Douze embryons créés pour sauver le rhinocéros blanc du Nord

Il ne reste plus sur Terre que deux rhinocéros blancs femelles, Najin et sa fille Fatu, qui vivent sous bonne garde dans la réserve kényane d’Ol Pejeta.
Photo: Philip Fong Agence France-Presse Il ne reste plus sur Terre que deux rhinocéros blancs femelles, Najin et sa fille Fatu, qui vivent sous bonne garde dans la réserve kényane d’Ol Pejeta.

Un total de 12 embryons de rhinocéros blancs du Nord ont été créés au terme de deux années de travaux visant à sauver cette sous-espèce déjà techniquement éteinte, ont annoncé les scientifiques en charge de ce projet.

Depuis le décès en 2018 du dernier mâle, il ne reste plus sur Terre que deux femelles, Najin et sa fille Fatu, qui vivent sous bonne garde dans la réserve kényane d’Ol Pejeta. Mais les gamètes de plusieurs mâles ont été conservés.

BioRescue, un consortium de scientifiques et de conservationnistes, a, depuis août 2019, collecté 80 ovocytes sur les deux mastodontes, parvenant à fabriquer un total de 12 embryons, ont-ils annoncé jeudi soir dans un communiqué.

Interrogé vendredi par l’AFP, le directeur d’Ol Pejeta, Richard Vigne, a souligné que malgré ces résultats prometteurs de nombreux défis persistent.

« Personne ne va prétendre que c’est facile mais je pense qu’il y a de fortes chances que ce soit quand même un succès », a-t-il dit, évoquant d’importants « défis ».

« Nous faisons des choses d’avant-garde d’un point de vue scientifique et nous travaillons avec de la génétique, avec les deux derniers rhinocéros blancs du Nord sur la planète : il y a beaucoup, de choses qui pourraient mal se passer », a-t-il ajouté.

Aucune des deux femelles n’est en mesure de mener une grossesse à son terme : Fatu souffre de lésions dégénératives au niveau de l’utérus et Najin d’une fragilité de son train arrière incompatible avec une portée.

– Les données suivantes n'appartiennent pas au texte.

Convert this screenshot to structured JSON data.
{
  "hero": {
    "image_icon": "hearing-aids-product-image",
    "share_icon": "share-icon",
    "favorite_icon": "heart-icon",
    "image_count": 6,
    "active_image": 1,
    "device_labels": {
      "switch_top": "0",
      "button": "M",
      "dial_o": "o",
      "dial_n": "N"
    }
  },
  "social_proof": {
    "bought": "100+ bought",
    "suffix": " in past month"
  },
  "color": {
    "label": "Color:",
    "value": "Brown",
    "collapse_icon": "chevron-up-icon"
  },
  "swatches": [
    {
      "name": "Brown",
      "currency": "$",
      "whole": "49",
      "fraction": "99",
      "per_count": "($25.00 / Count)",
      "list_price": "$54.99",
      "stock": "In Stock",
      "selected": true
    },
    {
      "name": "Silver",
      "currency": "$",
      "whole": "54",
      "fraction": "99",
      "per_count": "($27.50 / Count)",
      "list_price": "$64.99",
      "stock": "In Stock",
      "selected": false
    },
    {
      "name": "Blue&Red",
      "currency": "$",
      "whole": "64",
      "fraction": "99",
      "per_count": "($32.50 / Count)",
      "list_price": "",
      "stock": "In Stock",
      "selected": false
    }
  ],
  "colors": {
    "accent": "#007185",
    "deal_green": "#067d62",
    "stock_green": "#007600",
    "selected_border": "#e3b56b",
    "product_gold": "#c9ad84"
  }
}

Pour obtenir des bébés rhinocéros blanc du Nord, qui vivaient notamment au Soudan du Sud et en Ouganda, les scientifiques auront recours à des mères porteuses sélectionnées parmi des femelles de rhinocéros blancs du Sud, originaires d’Afrique australe.

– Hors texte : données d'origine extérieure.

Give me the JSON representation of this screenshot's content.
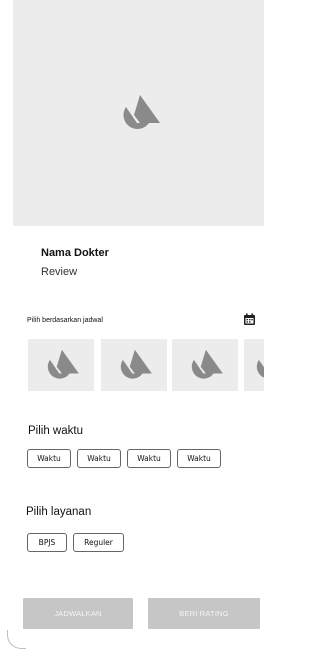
{
  "doctor": {
    "name": "Nama Dokter",
    "review": "Review"
  },
  "schedule": {
    "label": "Pilih berdasarkan jadwal",
    "calendar_icon": "calendar-icon"
  },
  "time": {
    "title": "Pilih waktu",
    "options": [
      "Waktu",
      "Waktu",
      "Waktu",
      "Waktu"
    ]
  },
  "service": {
    "title": "Pilih layanan",
    "options": [
      "BPJS",
      "Reguler"
    ]
  },
  "actions": {
    "schedule_button": "JADWALKAN",
    "rating_button": "BERI RATING"
  },
  "colors": {
    "placeholder_bg": "#ececec",
    "placeholder_icon": "#8a8a8a",
    "button_bg": "#c6c6c6"
  }
}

Outre Ol Pejeta et l’agence kényane de protection de la faune (KWS), BioRescue réunit entre autres l’Institut Leibniz de recherche zoologique et animale, en Allemagne, et le laboratoire Avantea, en Italie, spécialiste de la reproduction de chevaux et de bovins.

« Il est très encourageant de voir que le projet a continué à faire de bons progrès dans cette ambitieuse tentative de sauver de l’extinction une espèce emblématique », a déclaré le ministre kényan du Tourisme, Najib Balala, cité dans le communiqué.

Dans leur milieu naturel, les rhinocéros n’ont que peu de prédateurs, grâce à leur taille et l’épaisseur de leur peau. Mais de prétendues vertus médicinales attribuées en Asie à leur corne ont alimenté dans les années 1970 et 80 un braconnage implacable, facilité par les conflits.

Les rhinocéros modernes sillonnent notre planète depuis 26 millions d’années. Au milieu du 19e siècle, on estimait leur population à plus d’un million d’individus en Afrique.